I did not intend to write about online dating on Christmas Day. It felt both cheeky and frivolous. At times, I wanted to spend my day in solitude thinking. Thinking about the people B lost and misses. So much of my blog has felt like self pity, that I thought today might be well-served thinking about how others might be suffering. There are more than a few things I did not do well in our relationship. One of those things was to try to develop an understanding of B’s loss. I was so focused on the joy of us (and how that made me feel) that I sometimes didn’t think about what she might be thinking and feeling. It’s more complicated than that… I knew she missed her mom, and R and baby P. I couldn’t feel those loses in my heart, I didn’t put enough time in to trying to hold those loses in my mind. It doesn’t count for much now, but I have a better understanding of how challenging the holidays can be. Compassion is about putting yourself in someone else’s shoes, trying to see and feel as they do. I want to be a more compassionate and thoughtful person. I don’t necessarily believe in cosmos types of things, and yet, every once in a while I feel like I should put good vibes and thoughts out there. Today, I’ve been feeling this way.
Mom L: I’m sorry we never got to meet. You raised an amazing woman. Like my own father, you sound like you were, at times, difficult. That difficulty also helped raise an amazing woman. I got the chance to visit the bakery where the two of you would go – C’est la Vie. I listened as B talked about your sense of design and style – she admired that in you. I would have loved to visit the shop you owned or gone on a hike with you. I know B misses you terribly. She wishes the two of you could still go shopping together. She wishes she could talk to you. I think there’s a lot of things she’d like to tell you. I hope she tells them to you anyway. In a strange way, I think we would have gotten along.

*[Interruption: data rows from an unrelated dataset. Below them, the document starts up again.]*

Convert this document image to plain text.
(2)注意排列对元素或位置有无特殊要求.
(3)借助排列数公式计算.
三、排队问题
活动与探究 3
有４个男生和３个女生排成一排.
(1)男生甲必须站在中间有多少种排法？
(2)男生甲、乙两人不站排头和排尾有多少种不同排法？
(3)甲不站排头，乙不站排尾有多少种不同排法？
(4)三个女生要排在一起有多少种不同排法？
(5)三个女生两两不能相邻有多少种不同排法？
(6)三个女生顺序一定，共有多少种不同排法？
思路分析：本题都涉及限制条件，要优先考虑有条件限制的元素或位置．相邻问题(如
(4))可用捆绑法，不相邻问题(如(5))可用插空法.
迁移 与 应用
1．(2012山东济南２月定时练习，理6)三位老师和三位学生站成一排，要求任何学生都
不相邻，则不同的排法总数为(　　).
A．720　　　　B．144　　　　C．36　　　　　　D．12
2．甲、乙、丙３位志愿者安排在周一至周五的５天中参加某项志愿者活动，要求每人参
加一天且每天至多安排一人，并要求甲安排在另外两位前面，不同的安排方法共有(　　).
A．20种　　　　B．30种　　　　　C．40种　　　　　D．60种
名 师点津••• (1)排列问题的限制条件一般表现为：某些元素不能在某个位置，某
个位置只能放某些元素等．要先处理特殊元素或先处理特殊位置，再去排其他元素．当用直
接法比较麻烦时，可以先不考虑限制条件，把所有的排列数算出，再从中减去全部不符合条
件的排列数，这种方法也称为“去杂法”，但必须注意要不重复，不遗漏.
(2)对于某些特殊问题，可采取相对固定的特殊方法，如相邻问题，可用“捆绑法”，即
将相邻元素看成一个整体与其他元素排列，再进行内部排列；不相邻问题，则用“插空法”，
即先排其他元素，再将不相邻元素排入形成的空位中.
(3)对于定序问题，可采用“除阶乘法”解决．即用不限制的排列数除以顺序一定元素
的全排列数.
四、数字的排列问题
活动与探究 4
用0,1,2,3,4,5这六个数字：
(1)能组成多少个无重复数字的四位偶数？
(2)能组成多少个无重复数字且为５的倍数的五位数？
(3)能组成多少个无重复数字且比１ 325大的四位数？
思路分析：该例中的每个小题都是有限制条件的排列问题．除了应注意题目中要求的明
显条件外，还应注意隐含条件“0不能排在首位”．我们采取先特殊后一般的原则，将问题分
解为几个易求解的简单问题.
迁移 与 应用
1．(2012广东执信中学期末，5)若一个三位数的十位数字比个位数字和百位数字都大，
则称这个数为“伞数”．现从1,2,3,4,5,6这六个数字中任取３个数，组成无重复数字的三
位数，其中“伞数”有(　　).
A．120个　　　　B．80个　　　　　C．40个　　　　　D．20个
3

Tonight I’m thinking about you. I’m wishing I could have known you better, found ways to honor your memory better. I love the butterfly garden that S, L, and the kids do for you. You should be proud of the children you raised – they pretty alright.
R: At various times, I’ve wanted to “write” to you (both before and after B left). I’ve been thinking of a poem “Dear R” for many months, but I haven’t known what I want to say. A big part of who B is as a person is because of you. I know she loved you, I could see it in the photos of the two of you. I know she admired you and your strength. I know she forgave you for being angry at the world. You were dealt an unfair hand, and you dedicated your life to fixing that for other people. I live and work in Memphis – home of St. Jude Children’s Hospital. I often think about you when I think about the hospital. I think about how unfair the timing of scientific advancement is – had you been born in a different era, you probably would have had a better chance. I wish you had a better chance, an easier path. More importantly B wishes you had an easier path. I hope you know that I cherished B. I tried to take care of her and Zelle with all of the kindness and compassion I had. I was sometimes threatened by you, not in a real way, but in a greedy way. I wanted all of B’s love for me. It’s hard to explain. Please know, I wanted us to find ways to have you in our lives in whatever way B felt was appropriate. We were both new to this. I never expected to fall in love with her and she never expected to fall in love with me – neither of us knew how to keep you and honor you in the face of each other. She once wrote a poem (I’m sure you know it) “There Is Room for You” It’s one of my favorites of hers. I love the lines “our lives are big, our things are small / there is room for you.” B has an amazing ability to love big and still have room for more. I had hoped to learn a bit from her on that. I know that poem was about the family you were trying to start… I still would have liked to have learned how to have such big lives and still have room for you.
P: I can’t imagine I would have ever met B had she been able to keep you. That’s the strange and wandering path of life. Those series of events put us in each other’s orbits. You can’t be much older than seven by now. While she was only your mom for a week, she loved you deeply. All these years later, you still have a place in her heart, she still talks about you. Very briefly, my own daughter called her mom – B is kind, warm, and attentive – all the tings a good mom should be. There’s very little I can do to honor you other than offer a few words here on an inconsequential blog. Nevertheless, I’m thinking about you tonight too. Hoping that you had a nice Christmas, that you are safe and healthy and well.
Admittedly, it feels strange to address these people. I didn’t want my only post on Christmas Day to be about online dating. I didn’t want my holiday posts to be all about my loss. As happy as we were last Christmas, I knew B was sad. Being alone this Christmas has taught me a thing or two about that. It has made me really want to understand my sadness and her sadness better. Holding these people in my mind tonight seemed like a small but meaningful gesture – a meditation for opening my heart.